20 avril > roman Royaume-Uni

Même si "les regrets ne sont que des déchets", ils ont le pouvoir d’orienter une existence. Difficile de ne pas regarder en arrière, mais ce souvenir se révèle téméraire. James Scudamore force ses héros à les affronter. On ne sait pas grand-chose de cet homme, si ce n’est qu’il a grandi au Japon ou au Brésil, où se déroule son second roman Fils d’Héliópolis (10/18, 2010, 2014), finaliste du Man Booker Prize. Le premier, La clinique de l’amnésie (Stock, 2014), a obtenu le prix Somerset-Maugham.

Il nous entraîne cette fois dans les ruines de Wreaking, un hôpital psychiatrique. "Quand on n’est pas assez fort, le monde vous écrase comme une goutte de pluie." C’est pourquoi ce lieu désertique constitue un abri pour Jasper Scriven. Il y déambule des heures, en traînant sa bouteille d’oxygène. Le vieillard ne peut s’empêcher de songer que "le passé est toujours là. Soulevez la bonne pierre, et les yeux d’un autre temps apparaissent, luisants comme des perles dans la crasse."

On ne peut guère chloroformer les sentiments, et ceux de Jasper sont tournés vers le passé. Un seul élément le raccroche au présent, sa fille Cleo. Monteuse pour une chaîne d’info, elle tient à ce père perdu. Cette jeune femme, portant une prothèse oculaire, renferme des blessures invisibles. Celles d’une enfance à Wreaking, un lieu hanté par le mal-être d’êtres assommés par les médicaments ou les électrochocs.
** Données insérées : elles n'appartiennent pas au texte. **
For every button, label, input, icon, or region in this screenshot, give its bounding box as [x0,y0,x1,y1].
Mais c’est aussi un lieu de vie, celui d’une famille boiteuse, parfois heureuse.

Roland le connaît parfaitement. Pourquoi veille-t-il secrètement sur Cleo ? Ces parcours télescopés vont devoir briser les entraves qui nous empêchent d’avancer. A l’heure où "c’est le monde tout entier qui est devenu fou", la musique fantomatique de Scudamore se veut pleine d’amour. K. E.